Audit trails: Can you trace and account for all actions taken by the system?
Lessons from Building ShallowResearch
ShallowResearch is my own version of OpenAI’s DeepResearch. See what I did there?
This research multi-agent system leverages Akka’s robust concurrency model with the Model Context Protocol’s standardised tool integration approach. The system can gather information from multiple perspectives simultaneously, process it in parallel, and synthesise comprehensive results.
Key components include:
A multi-stage pipeline (Optimiser → Search → […] → Analysis → Publishing)
Specialised agents for searching, synthesising, editing and performing other tasks
Integration with external tools via MCP (such as the Brave Search API)
PDF generation capabilities
The biggest technical challenges I faced were:
Managing context effectively: Ensuring that relevant information flowed properly between agents without exceeding context windows
Tool standardisation: Creating adapters between different tool calling formats
Error recovery: Building resilient workflows that could handle failures at any stage
From what I can tell, I haven’t yet seen a vendor that fully solves these challenges. Each platform excels in certain dimensions while falling short in others.
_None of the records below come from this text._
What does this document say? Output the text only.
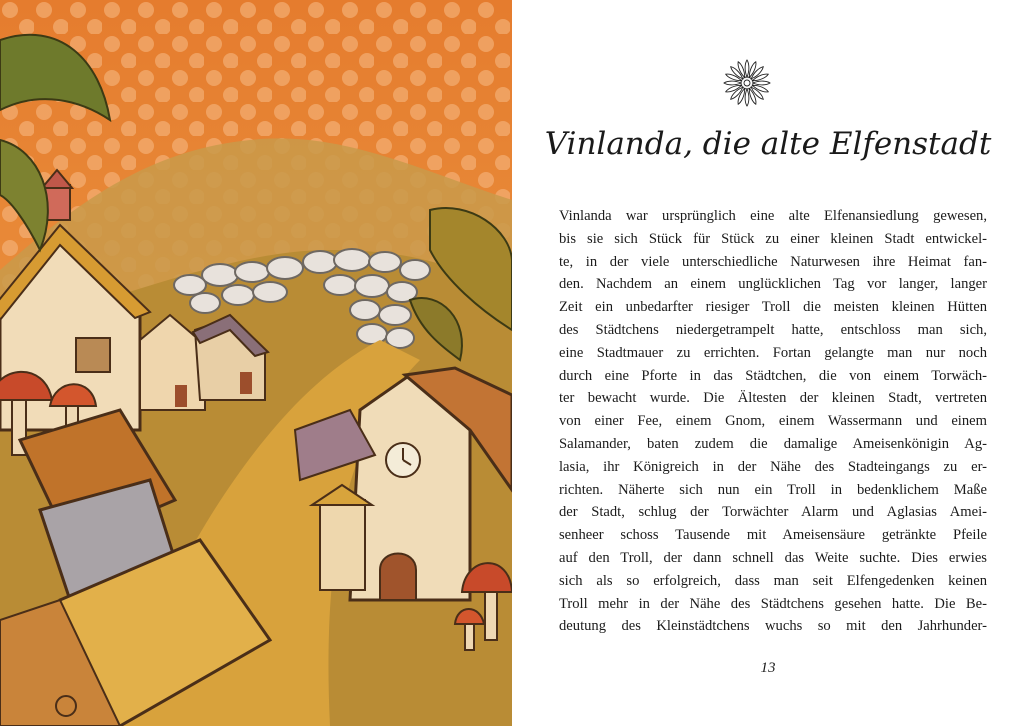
Vinlanda, die alte Elfenstadt
Vinlanda war ursprünglich eine alte Elfenansiedlung gewesen,
bis sie sich Stück für Stück zu einer kleinen Stadt entwickel-
te, in der viele unterschiedliche Naturwesen ihre Heimat fan-
den. Nachdem an einem unglücklichen Tag vor langer, langer
Zeit ein unbedarfter riesiger Troll die meisten kleinen Hütten
des Städtchens niedergetrampelt hatte, entschloss man sich,
eine Stadtmauer zu errichten. Fortan gelangte man nur noch
durch eine Pforte in das Städtchen, die von einem Torwäch-
ter bewacht wurde. Die Ältesten der kleinen Stadt, vertreten
von einer Fee, einem Gnom, einem Wassermann und einem
Salamander, baten zudem die damalige Ameisenkönigin Ag-
lasia, ihr Königreich in der Nähe des Stadteingangs zu er-
richten. Näherte sich nun ein Troll in bedenklichem Maße
der Stadt, schlug der Torwächter Alarm und Aglasias Amei-
senheer schoss Tausende mit Ameisensäure getränkte Pfeile
auf den Troll, der dann schnell das Weite suchte. Dies erwies
sich als so erfolgreich, dass man seit Elfengedenken keinen
Troll mehr in der Nähe des Städtchens gesehen hatte. Die Be-
deutung des Kleinstädtchens wuchs so mit den Jahrhunder-
13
In general, they tend to work well for a demo or POC but in order to build a robust solution that scales, much more is needed.
Whatever solution is being evaluated, it needs to make implementing these systems easier by providing specific advice, features and best practices.
The year of agentic AI
As AI agent frameworks continue to evolve, I expect to see more standardisation around tool calling interfaces and workflow orchestration patterns (OpenAI being the first big player to adopt MCP). The winners in this space will likely be those who prioritise developer experience while maintaining the flexibility needed for diverse use cases.
For organisations considering building or adopting agent frameworks, I recommend starting with a clear understanding of your specific needs rather than chasing the latest shiny technology. Many use cases don’t actually require complex agent systems, and the overhead may outweigh the benefits. Simple is usually best.
Are you pursuing AI agents because they genuinely solve your problem, or because they’re the exciting new paradigm everyone’s talking about?
Interesting stuff Leo, thanks. How much time investment was required by you to get to this point? In your experience, do you think those vendors that "tend to work well for a demo or POC" are weeks/months/years away from a "robust solution that scales"? What are the dependencies required to meet/beat those timelines?